1500 Acres of Park, Woodland 


Leeds City Council owns and manages Temple Newsam.

Considerable care has gone into the restoration and maintenance of the house and gardens, comprise over 1500 acres of parkland, woodland and farmland landscaped by Capability Brown.  http://www.leeds.gov.uk/templenewsam/...

Home Farm, within Temple Newsam is ideal for young families and has an extensive range of animals.  It is the largest working rare breeds farm in Europe, and only one of 16 nationally approved by the Rare Breeds Survival Trust. Breeds include Gloucester, Kerry, Irish Moiled, Red Poll, White Park, British White, Beef Shorthorn and Belted Galloway cattle; Kerry Hill, Whitefaced Woodland and Portland sheep, and Golden Guernsey goats

Around the perimeter there are excellent traffic-free cycle routes and many footpaths for all levels of walkers.  Within the wooded area are purpose-built mountain bike trails.

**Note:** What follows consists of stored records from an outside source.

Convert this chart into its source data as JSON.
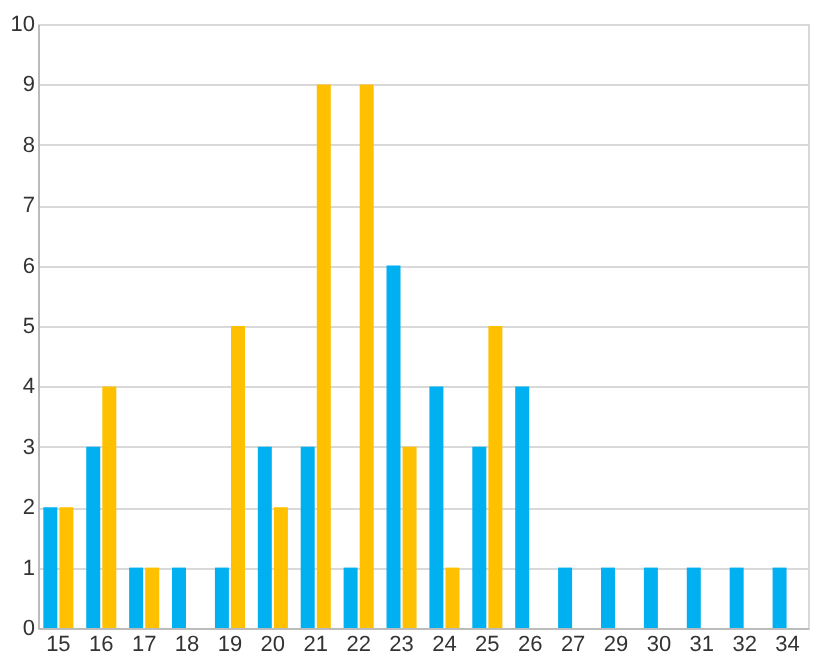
{
  "chart_data": {
    "type": "bar",
    "categories": [
      "15",
      "16",
      "17",
      "18",
      "19",
      "20",
      "21",
      "22",
      "23",
      "24",
      "25",
      "26",
      "27",
      "29",
      "30",
      "31",
      "32",
      "34"
    ],
    "series": [
      {
        "color": "#00b0f0",
        "values": [
          2,
          3,
          1,
          1,
          1,
          3,
          3,
          1,
          6,
          4,
          3,
          4,
          1,
          1,
          1,
          1,
          1,
          1
        ]
      },
      {
        "color": "#ffc000",
        "values": [
          2,
          4,
          1,
          0,
          5,
          2,
          9,
          9,
          3,
          1,
          5,
          0,
          0,
          0,
          0,
          0,
          0,
          0
        ]
      }
    ],
    "ylim": [
      0,
      10
    ],
    "yticks": [
      0,
      1,
      2,
      3,
      4,
      5,
      6,
      7,
      8,
      9,
      10
    ],
    "grid": "y",
    "legend": false
  }
}
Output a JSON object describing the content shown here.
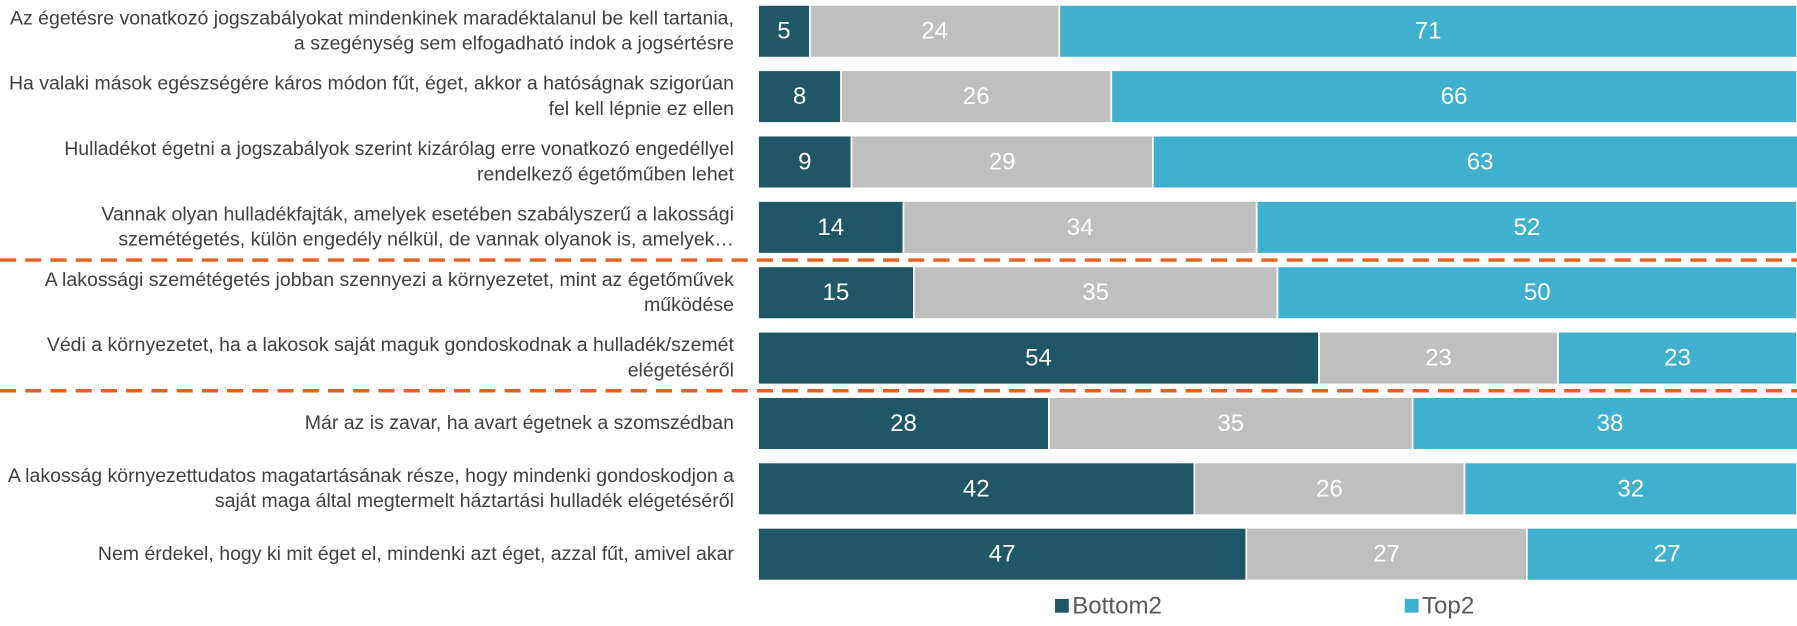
{
  "chart_data": {
    "type": "stacked_bar_horizontal",
    "categories": [
      "Az égetésre vonatkozó jogszabályokat mindenkinek maradéktalanul be kell tartania, a szegénység sem elfogadható indok a jogsértésre",
      "Ha valaki mások egészségére káros módon fűt, éget, akkor a hatóságnak szigorúan fel kell lépnie ez ellen",
      "Hulladékot égetni a jogszabályok szerint kizárólag erre vonatkozó engedéllyel rendelkező égetőműben lehet",
      "Vannak olyan hulladékfajták, amelyek esetében szabályszerű a lakossági szemétégetés, külön engedély nélkül, de vannak olyanok is, amelyek…",
      "A lakossági szemétégetés jobban szennyezi a környezetet, mint az égetőművek működése",
      "Védi a környezetet, ha a lakosok saját maguk gondoskodnak a hulladék/szemét elégetéséről",
      "Már az is zavar, ha avart égetnek a szomszédban",
      "A lakosság környezettudatos magatartásának része, hogy mindenki gondoskodjon a saját maga által megtermelt háztartási hulladék elégetéséről",
      "Nem érdekel, hogy ki mit éget el, mindenki azt éget, azzal fűt, amivel akar"
    ],
    "series": [
      {
        "name": "Bottom2",
        "color": "#1f5766",
        "values": [
          5,
          8,
          9,
          14,
          15,
          54,
          28,
          42,
          47
        ]
      },
      {
        "color": "#bfbfbf",
        "values": [
          24,
          26,
          29,
          34,
          35,
          23,
          35,
          26,
          27
        ]
      },
      {
        "name": "Top2",
        "color": "#3fb0cd",
        "values": [
          71,
          66,
          63,
          52,
          50,
          23,
          38,
          32,
          27
        ]
      }
    ],
    "xlim": [
      0,
      100
    ]
  }
}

There are various areas of Gardens, most famous being the Rhododendron Walk and the Walled Garden with its lean-to Conservatory.



The Domesday Book of 1086 records a manor close to the present day site as 'Neuhusum' meaning 'new houses'. Around 1155 the land became the property of the military-religious order of the Knights Templar, and therefore the pre-fix 'Temple'.

The property then passed on to Thomas Lord Darcy who built the first large house on the site in about 1500-20 on a four-sided courtyard plan. All that remains visible of that house is the central block of the three blocks now standing. It retains many of the original features notably the rectangular bay windows and diaper patterned brickwork.

Darcy was beheaded for treason in 1537 and the property was seized by the crown and given to Henry VIII's niece, Margaret Countess of Lennox. her son, Henry Lord Darnley, the future husband of Mary Queen of Scots, was born in the house.

In 1622, after a period of neglect, Temple Newsam was bought by a wealthy Yorkshire financier, Sir Arthur Ingram, whose descendants lived there for the next 300 years. He remodelled most of the Tudor House, altering the outside two wings. He demolished the fourth wing and added an inscription which, in large letters goes round all three remaining wings.